During the time I was trapped by the traffickers, I was arrested twice for prostitution. I tried to tell law enforcement what was going on with me, that I wasn’t there by choice, that I was being held against my will, but the arresting officers didn’t care to hear that I was being forced into that life.
Even though I didn’t want to be there, I didn’t choose it, I was a victim, the criminal legal system didn’t see me that way. Instead, they slapped me with criminal charges that have haunted me ever since. Those two convictions I carried with me everywhere resulted in many closed doors, limited opportunities and kept me shackled to a past that wasn’t even my real story to begin with.
By the time I got out I had lots of health problems. I was addicted to drugs, I had had a botched abortion, forced by my traffickers, which led to a lot of reproductive health issues, and eventually made me infertile. I can’t have children, which broke my heart because I love children and always wanted to have them.
My traffickers used violence to force me to do what they wanted: at one point they bashed my head and I lost over 75% of my teeth. I had to get implants when I got out.
I also contracted Hepatitis C, STDs, and some other communicable diseases, including MRSA. Finally, I had huge mental health issues, depression, flashbacks, nightmares, hypervigilance, dissociative disorders, all stemming from or definitely exacerbated by the five years I was trafficked.

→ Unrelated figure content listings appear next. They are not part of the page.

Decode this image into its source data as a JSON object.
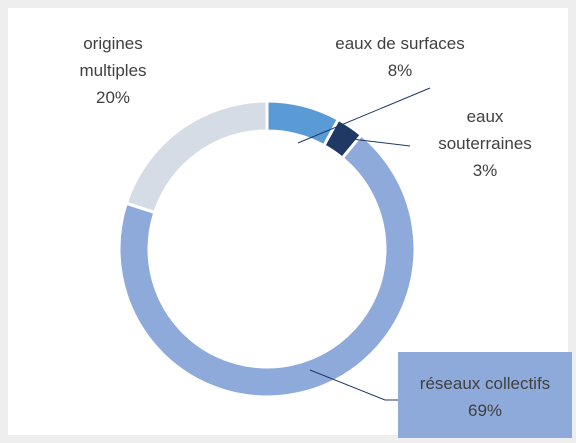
{
  "chart_data": {
    "type": "donut",
    "categories": [
      "eaux de surfaces",
      "eaux souterraines",
      "réseaux collectifs",
      "origines multiples"
    ],
    "values": [
      8,
      3,
      69,
      20
    ],
    "value_labels": [
      "8%",
      "3%",
      "69%",
      "20%"
    ],
    "colors": [
      "#5b9bd5",
      "#1f3864",
      "#8eaadb",
      "#d6dce5"
    ]
  }
}
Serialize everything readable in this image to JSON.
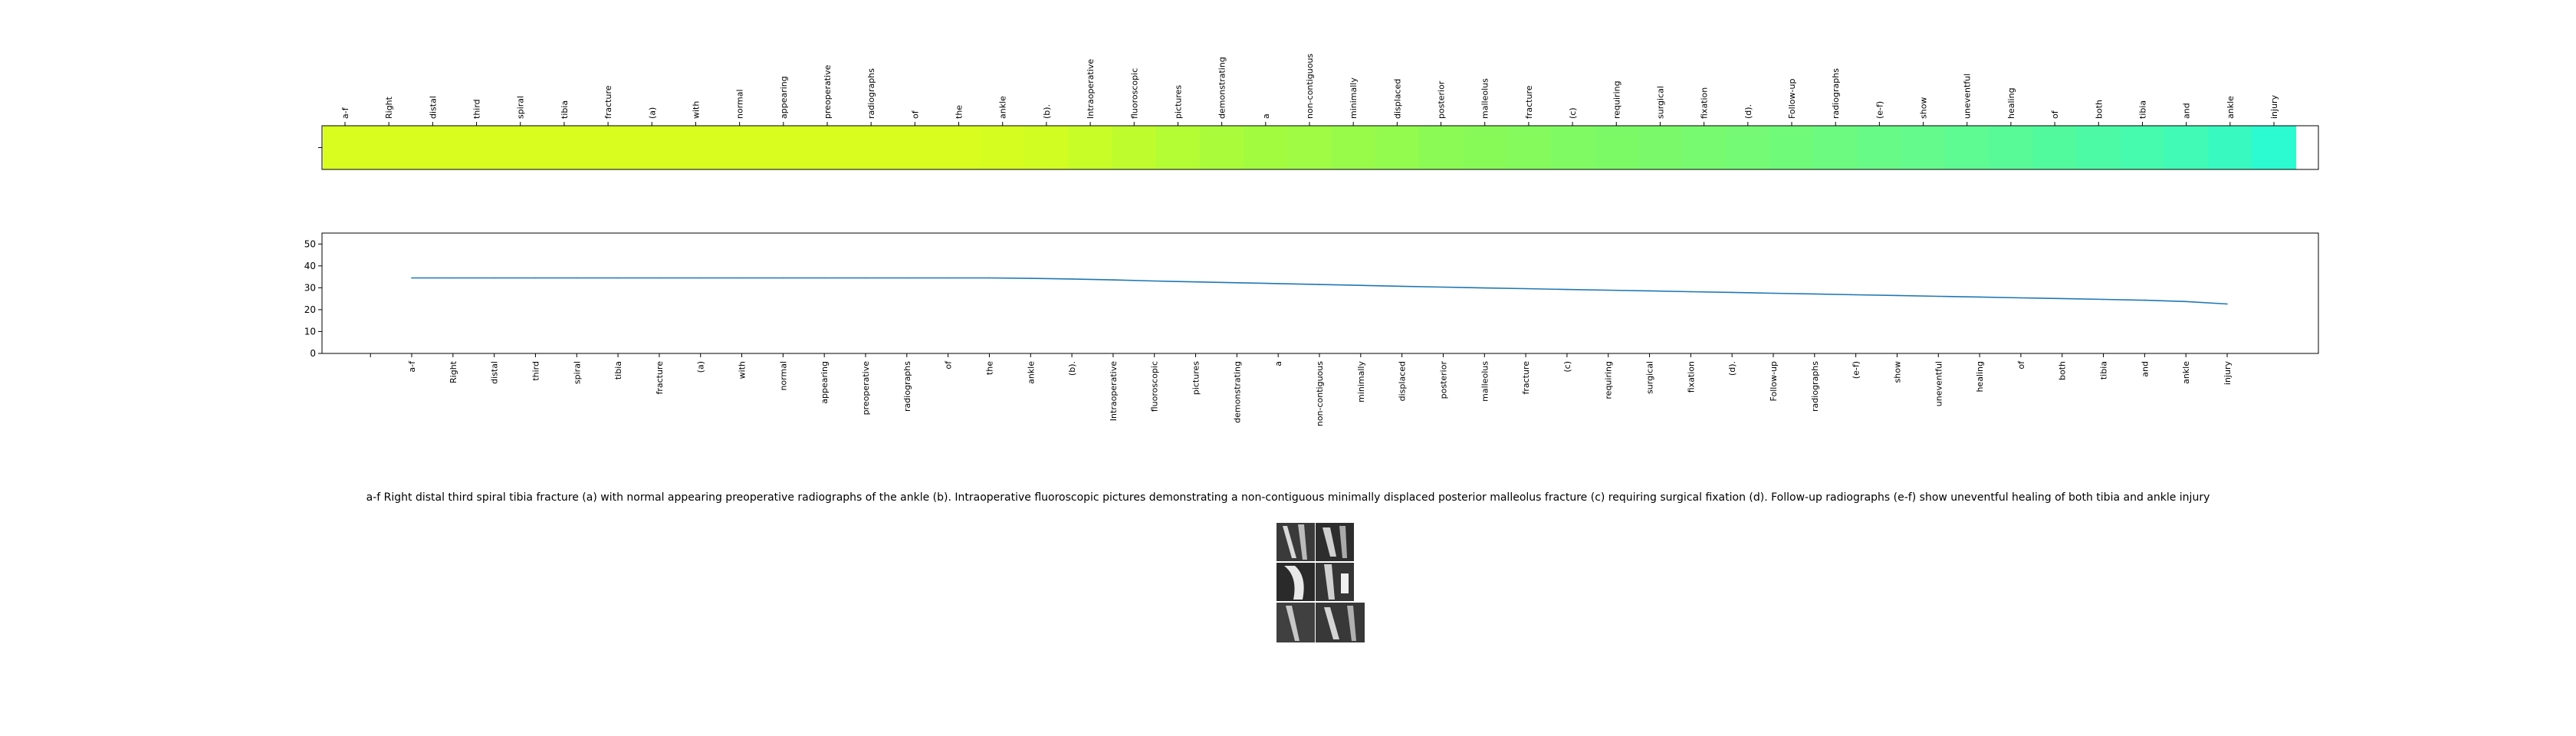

Today I've been out for 17 years. I have fought for and will continue to fight for victims and survivors. I speak on policy, legislation, and criminal record relief. I run OSINT* (Open-Source Intelligence) teams, and we find and track missing victims. I train on vacatur, health and human trafficking, and survivor inclusion and engagement.
For me, getting out was a gift, and that gift comes with a responsibility. That responsibility is to make sure I do everything I possibly can to make sure this doesn't happen to anyone else.
I will never ever stop fighting the buying and selling of humans.